Had to be only a matter of time before Marshawn Lynch needed hernia surgery.
I mean, consider the strain of carrying the Seahawks offense on his back for most of six seasons. They’re lucky he isn’t worn down like a swayback horse that’s been overloaded too long.
Hernia seemed inevitable. But it’s not necessarily the end for Lynch nor the Seattle offense.
Without him against San Francisco, the Seahawks offense had its most productive game of the season.
Behind the 209 rushing yards of rookie Thomas Rawls, the Hawks put together a season-high 508 yards (111 more than in any other game).
They also seemed to have cured some of their chronic ailments in the red zone and on third downs, and inconsistencies in the passing game.
Fan won’t have to wait too long in Sunday’s game against Pittsburgh to see if last week’s outburst was just a fortunate statistical aberration shaped against a weak opponent or if, in fact, the offense is trending upward, as coach Pete Carroll suggested this week.
Because yards against Pittsburgh will not be gained without being earned.
Against the Steelers, the Seahawks offense gets a chance to prove it can play with the big boys, and if the postseason hopes are legitimate as the schedule heads toward its final month.
Even the perpetually buoyant Carroll wasn’t totally sold after the San Francisco game.
“You look back and say, ‘OK, we’re on a little bit of a direction here that we like,’ so it’s hard to tell right now, but it feels like we’re making a good move in the right direction,” he said.
Lynch went east last week to have an abdominal issue surgically repaired. It was initially called a sports hernia, but Carroll hedged a bit on the hernia diagnosis, saying “the doc got in there and fixed a couple things and was able to really tack it down real nice.”
It might not even cost Lynch the rest of the season. It was hard to project how Lynch will respond because it reportedly was his first surgical procedure.
(Wouldn’t you love to ask the surgeon what he saw inside of Lynch? What’s in there, steel and bile and Skittles?).
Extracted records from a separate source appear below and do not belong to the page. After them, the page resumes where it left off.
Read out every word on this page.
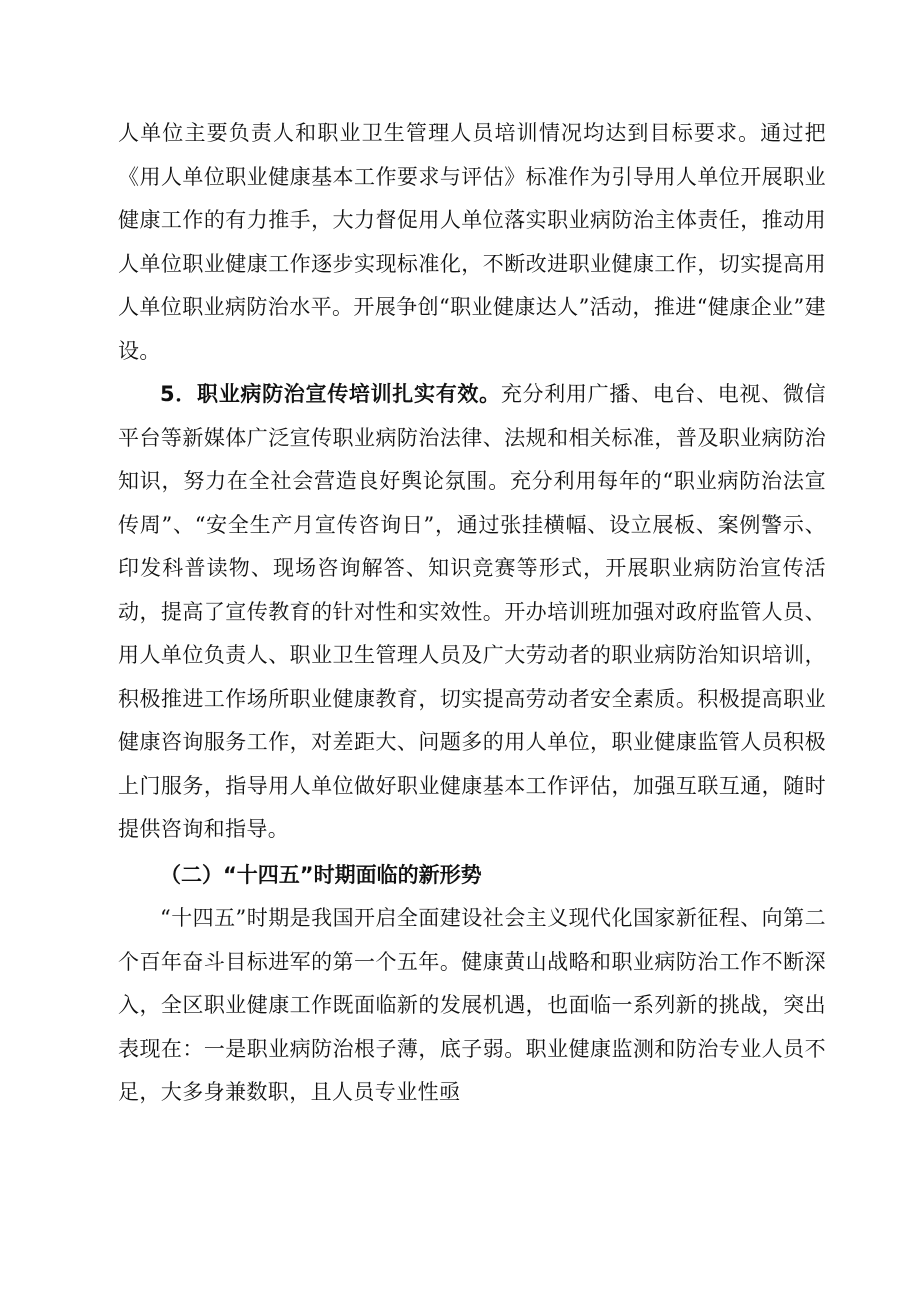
人单位主要负责人和职业卫生管理人员培训情况均达到目标要求。通过把《用人单位职业健康基本工作要求与评估》标准作为引导用人单位开展职业健康工作的有力推手，大力督促用人单位落实职业病防治主体责任，推动用人单位职业健康工作逐步实现标准化，不断改进职业健康工作，切实提高用人单位职业病防治水平。开展争创“职业健康达人”活动，推进“健康企业”建设。

5．职业病防治宣传培训扎实有效。充分利用广播、电台、电视、微信平台等新媒体广泛宣传职业病防治法律、法规和相关标准，普及职业病防治知识，努力在全社会营造良好舆论氛围。充分利用每年的“职业病防治法宣传周”、“安全生产月宣传咨询日”，通过张挂横幅、设立展板、案例警示、印发科普读物、现场咨询解答、知识竞赛等形式，开展职业病防治宣传活动，提高了宣传教育的针对性和实效性。开办培训班加强对政府监管人员、用人单位负责人、职业卫生管理人员及广大劳动者的职业病防治知识培训，积极推进工作场所职业健康教育，切实提高劳动者安全素质。积极提高职业健康咨询服务工作，对差距大、问题多的用人单位，职业健康监管人员积极上门服务，指导用人单位做好职业健康基本工作评估，加强互联互通，随时提供咨询和指导。

（二）“十四五”时期面临的新形势

“十四五”时期是我国开启全面建设社会主义现代化国家新征程、向第二个百年奋斗目标进军的第一个五年。健康黄山战略和职业病防治工作不断深入，全区职业健康工作既面临新的发展机遇，也面临一系列新的挑战，突出表现在：一是职业病防治根子薄，底子弱。职业健康监测和防治专业人员不足，大多身兼数职，且人员专业性亟
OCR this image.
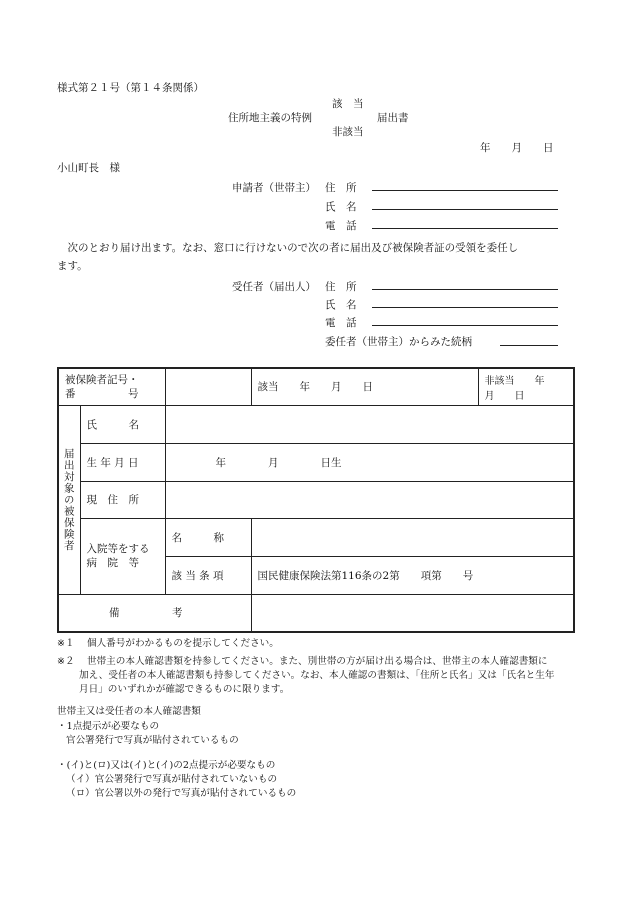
様式第２１号（第１４条関係）
該　当
住所地主義の特例
非該当
届出書
年　　月　　日
小山町長　様
申請者（世帯主） 住　所
氏　名
電　話
　次のとおり届け出ます。なお、窓口に行けないので次の者に届出及び被保険者証の受領を委任し
ます。
受任者（届出人） 住　所
氏　名
電　話
委任者（世帯主）からみた続柄
被保険者記号・
番　　　　　号			該当　　年　　月　　日	非該当　　年　　月　　日
届出対象の被保険者	氏　　　名			
	生 年 月 日	年　　　　月　　　　日生		
	現　住　所			

	入院等をする
病　院　等	名　　　称		
		該 当 条 項	国民健康保険法第116条の2第　　項第　　号	
備　　　　　考				
※１ 個人番号がわかるものを提示してください。
※２ 世帯主の本人確認書類を持参してください。また、別世帯の方が届け出る場合は、世帯主の本人確認書類に
加え、受任者の本人確認書類も持参してください。なお、本人確認の書類は、「住所と氏名」又は「氏名と生年
月日」のいずれかが確認できるものに限ります。
世帯主又は受任者の本人確認書類
・1点提示が必要なもの
官公署発行で写真が貼付されているもの
・(イ)と(ロ)又は(イ)と(イ)の2点提示が必要なもの
（イ）官公署発行で写真が貼付されていないもの
（ロ）官公署以外の発行で写真が貼付されているもの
At times in the past, the idea of life without Lynch would have sent Seahawks fans into trauma. After all, as Carroll said last week, “He’s always brought a great attitude and all of that … Beast Mode … he’s got a nickname, so obviously he’s done something.”
But the angst over Lynch’s abs was salved by the performance of Rawls, the Baby Beast, who has created excitement with his league-leading average of 6 yards per rushing attempt.
Rawls’ efforts and the apparent improvement of the offensive line with Patrick Lewis at center allowed the Hawks to regain the No. 1 position in the league in rushing.
The Steelers (6-4) are No. 5 in rush defense, so the pressure, once again, is on quarterback Russell Wilson and the passing game, ranked 27th in the NFL.
“(It’s) a 3-4 team, moving everybody around,” Carroll said of the Steelers defense. “Different guys coming at you (from) every angle that you can pressure … and they do it a lot.”
Wilson had one of the best games of his career against San Francisco, completing 82 percent of his passes with three touchdowns.
Although the Seahawks (5-5) have struggled against good teams, Pittsburgh coach Mike Tomlin warned against viewing the Seahawks as an average team.
“Whatever their record is at this juncture is probably not going to define them,” Tomlin said. “I know it didn’t a year ago when they were somewhere around that at this juncture.”
That was a team with a healthy Lynch, and also led the NFL in rushing.
But Tomlin is right. Looking back at this point last season, the Hawks were even less effective passing the ball, ranking 31st in the league.
And if they’re going to redefine themselves the rest of the way, mounting an effective offense against the Pittsburgh Steelers will be a huge step.